Luang Prabang’s geographical situation is quite interesting: the town lies between and along the Mekong River and its tributary that joins it in a curb on that far east side of town. This provides a stark and striking contrast between the town, its rich and affluent houses and tourists buying textiles, going places etc… and the locals who live on its opposite banks in the jungle and countryside. I have been most amazed by that. However, where there were only a few houses/ huts or villages on the other side of town 7 or 8 years ago, there are now many and many local businesses that, I hope, strive from the booming tourism in town. Houses like in Luang Prabang are never going to be built on the other side of the river or the Mekong but the ripple effect of tourism allows for the villagers to develop too. And though a town with merits such as beautiful views, an ideal location and stunning architecture, it is with mixed feelings that we left. The juxtaposition of wealth and poverty, clean streets and dirt roads where people live in dirty houses, has given me food for thought.

Naphavong Guest house, Vientiane
In Vientiane for one day only and I will have to agree with the guidebooks on that one, this capital city does not offer much to stay longer. It is not necessarily the lack of activities but more the lack of buzz. It feels apathetic.

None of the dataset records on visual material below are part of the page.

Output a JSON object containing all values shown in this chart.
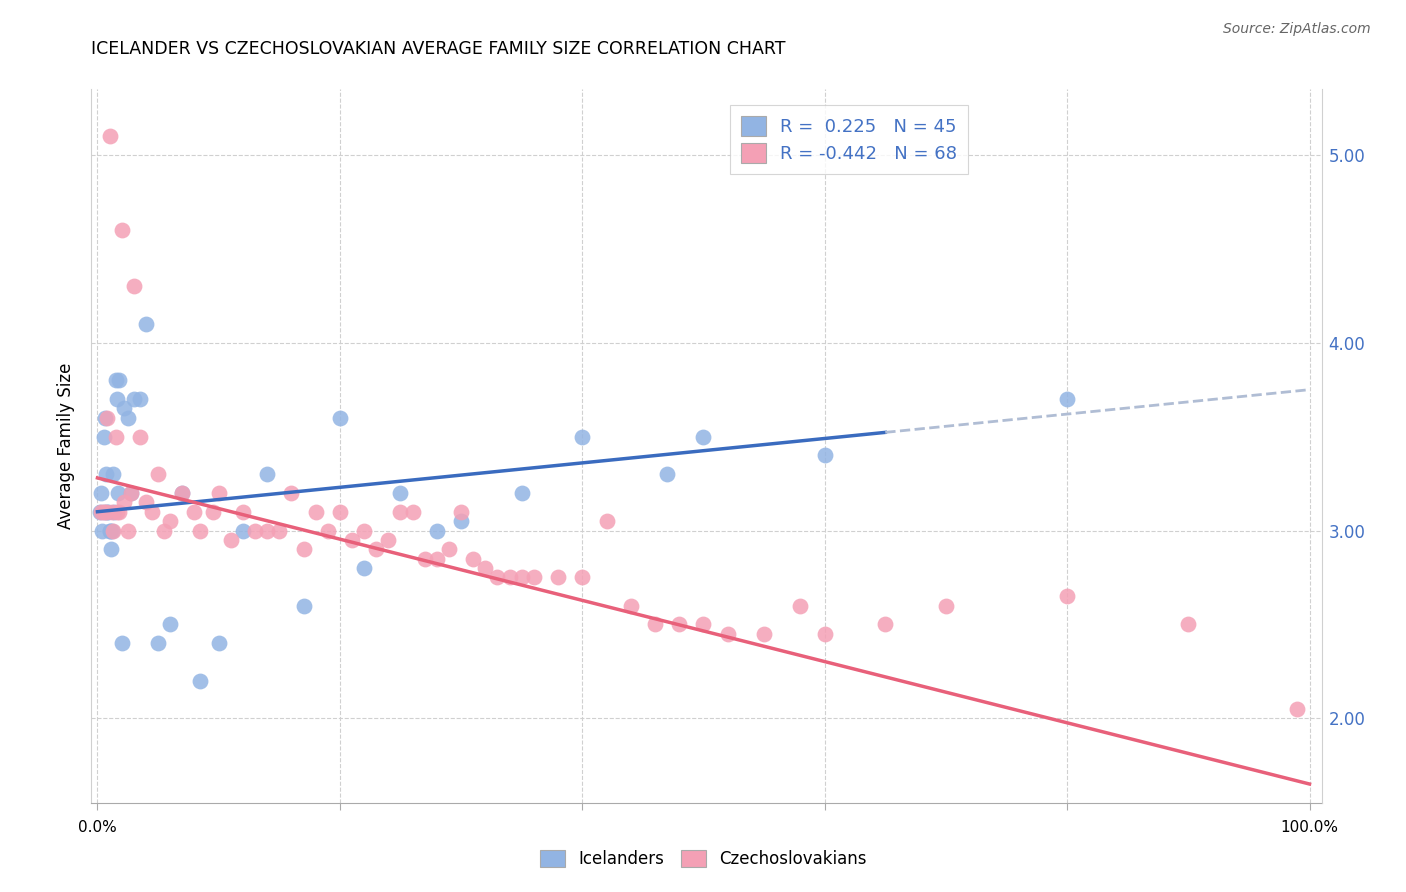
{
  "title": "ICELANDER VS CZECHOSLOVAKIAN AVERAGE FAMILY SIZE CORRELATION CHART",
  "source": "Source: ZipAtlas.com",
  "ylabel": "Average Family Size",
  "ylim": [
    1.55,
    5.35
  ],
  "xlim": [
    -0.5,
    101.0
  ],
  "yticks": [
    2.0,
    3.0,
    4.0,
    5.0
  ],
  "xtick_positions": [
    0,
    20,
    40,
    60,
    80,
    100
  ],
  "icelander_color": "#92b4e3",
  "czechoslovakian_color": "#f4a0b5",
  "icelander_line_color": "#3a6bbf",
  "czechoslovakian_line_color": "#e8607a",
  "trend_ext_color": "#b0bdd4",
  "grid_color": "#d0d0d0",
  "background_color": "#ffffff",
  "right_tick_color": "#4472c4",
  "icelanders_label": "Icelanders",
  "czechoslovakians_label": "Czechoslovakians",
  "icelander_x": [
    0.2,
    0.3,
    0.4,
    0.5,
    0.5,
    0.6,
    0.7,
    0.8,
    0.9,
    1.0,
    1.0,
    1.1,
    1.2,
    1.3,
    1.4,
    1.5,
    1.6,
    1.7,
    1.8,
    2.0,
    2.2,
    2.5,
    2.8,
    3.0,
    3.5,
    4.0,
    5.0,
    6.0,
    7.0,
    8.5,
    10.0,
    12.0,
    14.0,
    17.0,
    20.0,
    22.0,
    25.0,
    28.0,
    30.0,
    35.0,
    40.0,
    47.0,
    50.0,
    60.0,
    80.0
  ],
  "icelander_y": [
    3.1,
    3.2,
    3.0,
    3.5,
    3.1,
    3.6,
    3.3,
    3.1,
    3.1,
    3.0,
    3.0,
    2.9,
    3.0,
    3.3,
    3.1,
    3.8,
    3.7,
    3.2,
    3.8,
    2.4,
    3.65,
    3.6,
    3.2,
    3.7,
    3.7,
    4.1,
    2.4,
    2.5,
    3.2,
    2.2,
    2.4,
    3.0,
    3.3,
    2.6,
    3.6,
    2.8,
    3.2,
    3.0,
    3.05,
    3.2,
    3.5,
    3.3,
    3.5,
    3.4,
    3.7
  ],
  "czechoslovakian_x": [
    0.3,
    0.5,
    0.7,
    0.8,
    1.0,
    1.2,
    1.3,
    1.5,
    1.6,
    1.8,
    2.0,
    2.2,
    2.5,
    2.8,
    3.0,
    3.5,
    4.0,
    4.5,
    5.0,
    5.5,
    6.0,
    7.0,
    8.0,
    8.5,
    9.5,
    10.0,
    11.0,
    12.0,
    13.0,
    14.0,
    15.0,
    16.0,
    17.0,
    18.0,
    19.0,
    20.0,
    21.0,
    22.0,
    23.0,
    24.0,
    25.0,
    26.0,
    27.0,
    28.0,
    29.0,
    30.0,
    31.0,
    32.0,
    33.0,
    34.0,
    35.0,
    36.0,
    38.0,
    40.0,
    42.0,
    44.0,
    46.0,
    48.0,
    50.0,
    52.0,
    55.0,
    58.0,
    60.0,
    65.0,
    70.0,
    80.0,
    90.0,
    99.0
  ],
  "czechoslovakian_y": [
    3.1,
    3.1,
    3.1,
    3.6,
    5.1,
    3.1,
    3.0,
    3.5,
    3.1,
    3.1,
    4.6,
    3.15,
    3.0,
    3.2,
    4.3,
    3.5,
    3.15,
    3.1,
    3.3,
    3.0,
    3.05,
    3.2,
    3.1,
    3.0,
    3.1,
    3.2,
    2.95,
    3.1,
    3.0,
    3.0,
    3.0,
    3.2,
    2.9,
    3.1,
    3.0,
    3.1,
    2.95,
    3.0,
    2.9,
    2.95,
    3.1,
    3.1,
    2.85,
    2.85,
    2.9,
    3.1,
    2.85,
    2.8,
    2.75,
    2.75,
    2.75,
    2.75,
    2.75,
    2.75,
    3.05,
    2.6,
    2.5,
    2.5,
    2.5,
    2.45,
    2.45,
    2.6,
    2.45,
    2.5,
    2.6,
    2.65,
    2.5,
    2.05
  ],
  "icelander_trend_x0": 0,
  "icelander_trend_y0": 3.1,
  "icelander_trend_x1": 100,
  "icelander_trend_y1": 3.75,
  "icelander_solid_end": 65,
  "czechoslovakian_trend_x0": 0,
  "czechoslovakian_trend_y0": 3.28,
  "czechoslovakian_trend_x1": 100,
  "czechoslovakian_trend_y1": 1.65
}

We decided to go to the Army Museum, as with three boys, tanks and the likes are always interesting and they have visited many temples over our five years in Asia so fair enough. Unfortunately, it was closed for lunch when we arrived- the French may have a lot to answer for there! Never mind, we went back toward town and stopped at the Victory Monument, a replica or sort of replica of the Arc the Triomphe in Paris, built by the French. Not too impressive but a seven-storey high building that deserves a stop all the same. There are a great many temples and Buddhist monks in their orange dress holding a black umbrella roam the streets endlessly (we’ve all seen those paintings or postcards, right?). They are part of the population and there is something reassuring about that. Too often religion has been a reason for war, oppression or discrimination, but in Laos the monks are supported and according to people we spoke to, everyone experiences that life once in their lives for however long they want. It is like a pilgrimage.

Final thoughts
Our two weeks in Laos have been enlightening in many respects. We expected it to be cheaper than China, it isn’t; but unlike China, the prices they charge are not warranted. We always say we get what we pay for in China. Here, you don’t even get what you pay for! Laos needs foreigners and tourism must be the way for the economy to develop. However, villages are not kept and though they drag the interest of the tourists, they don’t seem to have any pride in what they show. Then, you have Lao people’s prices vs foreigners’ prices in museums and such places, in view of all and in English as well as in Lao. Quite amazing to blatantly display the difference!

I am glad we came. I am not sure we’ll ever come back, however. If we did, we’d only stay a couple of days in each place and see more of the country. Having said that, we have no regrets.